В ответ мама смеялась – ругаться она не умела.
Как он любил воскресенья! Воскресенье был их с мамой день. Они ехали в центр, бродили по улицам, сидели на лавочках, заходили в книжные, в универмаги, где Журавлев зависал в отделах игрушек, а мама бежала в отделы обуви и готового платья. После прогулки и магазинов они шли обедать, и это тоже был праздник. Салат на закуску – оба любили «Столичный». На горячее – котлету по-киевски или шашлык, а на десерт пирожное или мороженое. Но чаще и то, и другое.
– Не говори ба про новое платье, – шептала в лифте мама, – сам знаешь, чем это кончится.
– Все равно увидит, память у нее – ты же знаешь!
– Увидит, да будет поздно! – Мама подмигивала и смеялась. – Я ее не то чтобы боюсь! Нет, Горохин! Я не хочу нотаций и выволочек.
Она называла его Горохиным: Игорь, Игорек, Игорехин, Горошек, Горохин.
Когда заканчивались деньги и бабушка начинала скандал, хлопая дверцами кухонных шкафов, мама бодро докладывала:
– Так!

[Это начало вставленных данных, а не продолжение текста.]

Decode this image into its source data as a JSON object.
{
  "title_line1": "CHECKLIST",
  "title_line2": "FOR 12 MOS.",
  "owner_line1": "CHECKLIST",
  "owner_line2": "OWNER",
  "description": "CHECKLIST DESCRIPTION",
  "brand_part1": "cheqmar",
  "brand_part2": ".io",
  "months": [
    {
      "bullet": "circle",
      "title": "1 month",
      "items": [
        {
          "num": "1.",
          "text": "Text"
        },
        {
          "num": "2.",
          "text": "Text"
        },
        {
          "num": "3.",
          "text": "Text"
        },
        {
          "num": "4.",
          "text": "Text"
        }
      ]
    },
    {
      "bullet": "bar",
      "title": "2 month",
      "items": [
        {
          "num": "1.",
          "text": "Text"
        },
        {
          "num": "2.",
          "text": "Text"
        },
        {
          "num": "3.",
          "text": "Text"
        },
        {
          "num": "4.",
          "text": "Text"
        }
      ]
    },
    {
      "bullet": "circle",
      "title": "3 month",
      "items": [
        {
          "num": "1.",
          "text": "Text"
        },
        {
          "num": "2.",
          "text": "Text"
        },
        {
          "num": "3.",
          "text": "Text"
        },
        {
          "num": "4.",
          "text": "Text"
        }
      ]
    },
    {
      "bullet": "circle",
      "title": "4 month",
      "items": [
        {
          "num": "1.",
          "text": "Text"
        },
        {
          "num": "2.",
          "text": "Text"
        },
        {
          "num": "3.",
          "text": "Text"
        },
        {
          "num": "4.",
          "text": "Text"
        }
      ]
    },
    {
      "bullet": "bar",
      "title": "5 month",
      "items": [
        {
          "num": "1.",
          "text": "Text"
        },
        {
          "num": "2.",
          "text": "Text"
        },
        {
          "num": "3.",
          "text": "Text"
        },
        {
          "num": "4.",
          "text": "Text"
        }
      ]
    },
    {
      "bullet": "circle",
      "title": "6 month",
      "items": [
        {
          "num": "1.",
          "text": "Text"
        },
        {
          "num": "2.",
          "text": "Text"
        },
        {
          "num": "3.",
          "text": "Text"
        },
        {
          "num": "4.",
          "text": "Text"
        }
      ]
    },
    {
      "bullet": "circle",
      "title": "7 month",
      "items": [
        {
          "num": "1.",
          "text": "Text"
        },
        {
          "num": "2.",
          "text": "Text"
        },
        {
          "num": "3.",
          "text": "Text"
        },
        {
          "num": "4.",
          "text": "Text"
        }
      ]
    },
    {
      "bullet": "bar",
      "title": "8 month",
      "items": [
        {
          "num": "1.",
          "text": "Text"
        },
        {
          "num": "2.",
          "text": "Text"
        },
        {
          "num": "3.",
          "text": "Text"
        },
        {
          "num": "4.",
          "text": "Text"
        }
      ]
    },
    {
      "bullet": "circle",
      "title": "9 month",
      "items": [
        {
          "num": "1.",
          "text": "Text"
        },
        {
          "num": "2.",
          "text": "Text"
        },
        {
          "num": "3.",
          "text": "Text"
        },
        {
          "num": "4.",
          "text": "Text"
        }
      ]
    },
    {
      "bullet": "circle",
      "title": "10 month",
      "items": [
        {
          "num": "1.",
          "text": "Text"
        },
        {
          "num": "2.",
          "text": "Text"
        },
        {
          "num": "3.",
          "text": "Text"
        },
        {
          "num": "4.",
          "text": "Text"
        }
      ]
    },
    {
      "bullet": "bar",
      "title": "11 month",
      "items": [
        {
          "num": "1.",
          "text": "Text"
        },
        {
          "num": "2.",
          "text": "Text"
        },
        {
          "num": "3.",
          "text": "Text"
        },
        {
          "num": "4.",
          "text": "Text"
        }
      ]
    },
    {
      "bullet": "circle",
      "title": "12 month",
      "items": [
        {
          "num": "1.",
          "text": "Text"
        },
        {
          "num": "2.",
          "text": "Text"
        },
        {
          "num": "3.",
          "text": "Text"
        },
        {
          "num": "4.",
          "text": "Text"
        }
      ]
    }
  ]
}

Да у нас всего и навалом! Гречка есть, – перечисляла она, – рис, ура! Пшено! Мам, а изюм?
Бабушка молча вздыхала.
– Нет и не надо, – тут же соглашалась мама, – пшенную в другой раз сварим, когда купим изюм. О, вермишелька, любимая вермишелька! Вермишелька и сыр, что может быть лучше!
– Сыра нет, – гробовым голосом сообщала бабуля.
– Ничего, купим плавленый! Сырок «Дружба», пятнадцать копеек! Да, Игорек? А еще можно постный плов – рис, лук и морковка! В холодильнике есть и то и другое!
– Растущему организму необходимо мясо, белки. – Бабушка говорила хорошо поставленным голосом.
– Убоину? – подмигивая сыну, мама делала трагическое лицо. – Нашему мальчику – и убоину?
Они начинали смеяться.
– Идиоты, – заключала бабуля, – смотреть на вас не хочу. – И уходила к себе.
Мама… Мама умерла, когда ему было пятнадцать. Обширный инфаркт. Упала прямо на улице. «Скорая» не успела. Никто ничего не понимал: как? Как такое могло случиться? Ведь молодая здоровая женщина!
Журавлев тогда жил как во сне – услышав это известие, два дня до похорон, во время похорон, после. Года три после. Не мог осознать, не получалось. Каждый вечер ему казалось, что вот сейчас щелкнет замок и в квартиру ворвется запах знакомых духов, запах свежести и легкости – мама. И он услышит: «Ау! Я дома! Я пришла. И почему меня не встречают?»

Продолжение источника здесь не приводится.